Other questions are simply informative, such as when we were watching CNN 10, a news report made for kids.
Aster leaned toward the screen. “Why does that snowman have a hammer in its mouth?”
Jodie and I burst out laughing.
“That’s not a hammer,” I replied. “It’s what’s called a corncob pipe. I don’t think you’ve ever seen one.”
The kids ask us many kinds of questions. Some are straightforward, and get straightforward answers. Others are silly, or deliberative. Still others give the children a hint, I hope, of the depth of existence, possibility, and the human mind and heart.
“Daddy,” said Connor one morning as we left 7-11 in Singapore, laden with breakfast. “What is the definition of lonely?”
I didn’t even have to think about it.
“Anthony,” I replied, “before he met your mama.”
Country of my heart
Of all the questions the children ask us lately, some indeed are harder than others. Sure, they ask questions that are silly, ridiculous, random, or that don’t even seem to follow any sort of logic outside that country of a child’s mind, the land that we adults so quickly can forget how to navigate.
While we were in Singapore, Connor asked me what my favorite travel country is.
“Japan,” I said, with a big grin.
Connor leaned back, clearly surprised. “It’s not Thailand?”
“It’s really close,” I said. “But Japan has consistently potable water, and in Thailand we need to filter. If Thailand could get the drinking water thing sorted…”
To the heart
A few days later, our Singapore Airlines flight continued its descent toward Bangkok. Before we knew it, we had cleared immigration and customs, had found a wonderful restaurant in the airport, and I was tucking into a bowl of savory, rib-sticking rice porridge with pork meatballs.

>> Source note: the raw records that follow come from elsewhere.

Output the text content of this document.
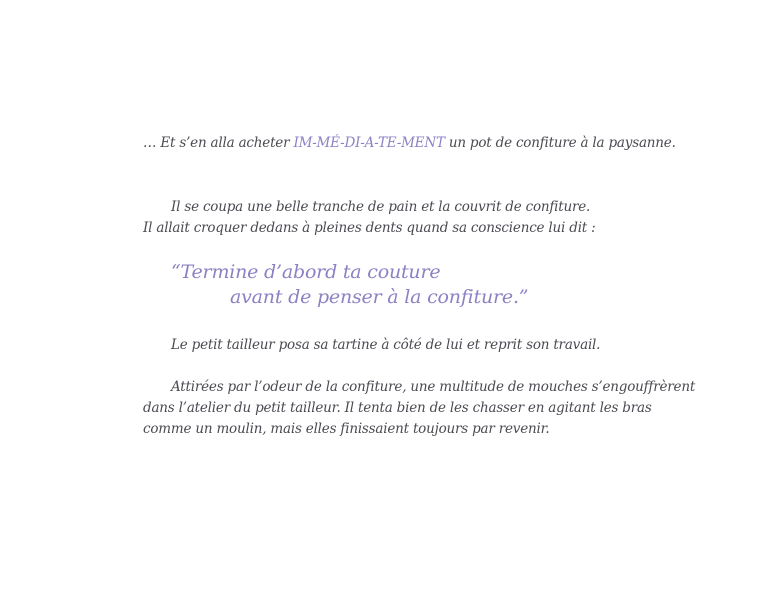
… Et s’en alla acheter IM-MÉ-DI-A-TE-MENT un pot de confiture à la paysanne.
Il se coupa une belle tranche de pain et la couvrit de confiture.
Il allait croquer dedans à pleines dents quand sa conscience lui dit :
“Termine d’abord ta couture
avant de penser à la confiture.”
Le petit tailleur posa sa tartine à côté de lui et reprit son travail.
Attirées par l’odeur de la confiture, une multitude de mouches s’engouffrèrent
dans l’atelier du petit tailleur. Il tenta bien de les chasser en agitant les bras
comme un moulin, mais elles finissaient toujours par revenir.
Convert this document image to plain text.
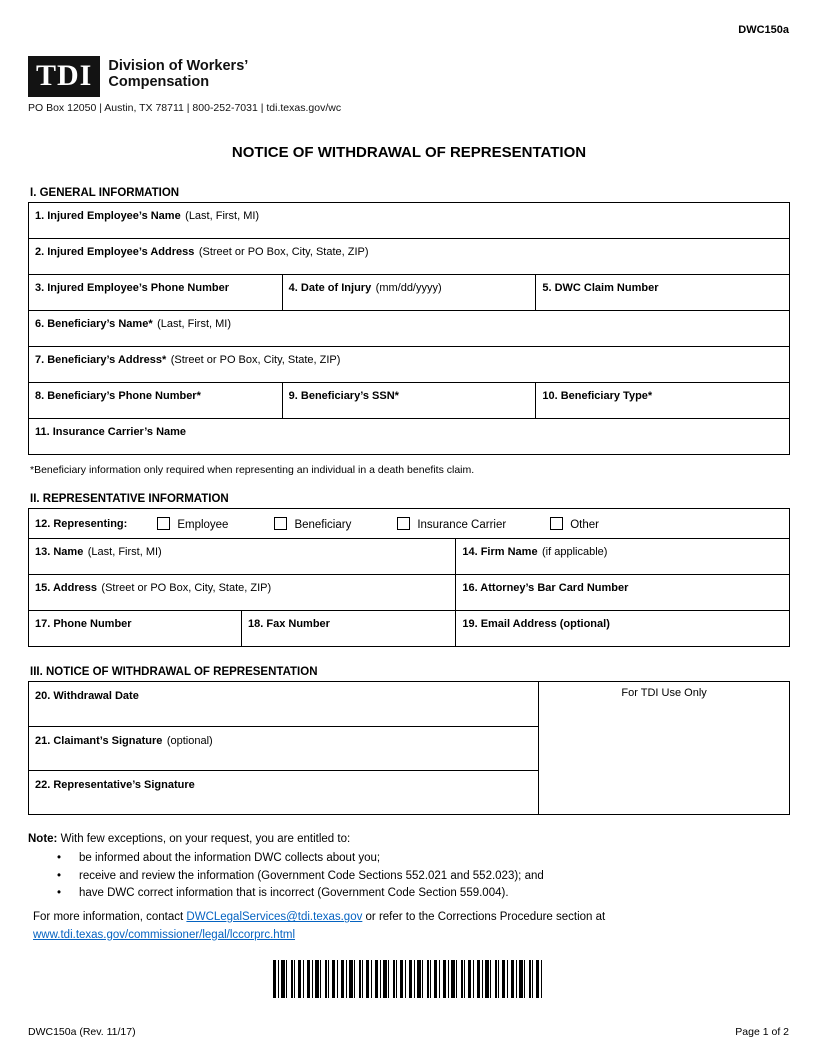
DWC150a
TDI	Division of Workers’
Compensation
PO Box 12050 | Austin, TX 78711 | 800-252-7031 | tdi.texas.gov/wc
NOTICE OF WITHDRAWAL OF REPRESENTATION
I. GENERAL INFORMATION
1. Injured Employee’s Name (Last, First, MI)
2. Injured Employee’s Address (Street or PO Box, City, State, ZIP)
3. Injured Employee’s Phone Number	4. Date of Injury (mm/dd/yyyy)	5. DWC Claim Number
6. Beneficiary’s Name* (Last, First, MI)
7. Beneficiary’s Address* (Street or PO Box, City, State, ZIP)
8. Beneficiary’s Phone Number*	9. Beneficiary’s SSN*	10. Beneficiary Type*
11. Insurance Carrier’s Name
*Beneficiary information only required when representing an individual in a death benefits claim.
II. REPRESENTATIVE INFORMATION
12. Representing:	Employee	Beneficiary	Insurance Carrier	Other
13. Name (Last, First, MI)	14. Firm Name (if applicable)
15. Address (Street or PO Box, City, State, ZIP)	16. Attorney’s Bar Card Number
17. Phone Number	18. Fax Number	19. Email Address (optional)
III. NOTICE OF WITHDRAWAL OF REPRESENTATION
20. Withdrawal Date
21. Claimant’s Signature (optional)
22. Representative’s Signature
For TDI Use Only
Note: With few exceptions, on your request, you are entitled to:
• be informed about the information DWC collects about you;
• receive and review the information (Government Code Sections 552.021 and 552.023); and
• have DWC correct information that is incorrect (Government Code Section 559.004).
For more information, contact DWCLegalServices@tdi.texas.gov or refer to the Corrections Procedure section at
www.tdi.texas.gov/commissioner/legal/lccorprc.html
DWC150a (Rev. 11/17)	Page 1 of 2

I took one bite, savored it, and looked at my son. I’m a deliberative man, thoughtful, considered, and intuitive in much of what I do. I also know when I’ve screwed up.
“I was wrong,” I told him. “When you asked me about my favorite country. It’s Thailand. It’s fun, delicious, and vibrant. And it goes to my soul like no other place.”
He’ll make of that what he will. After all, much of what we do as parents is simply to offer up our own experience and example, so our children can make of it what they will or won’t. But Thailand is my favorite country to travel in. It’s the country of my soul, the land of my heart. No matter how often we come here, I will always look forward to coming back.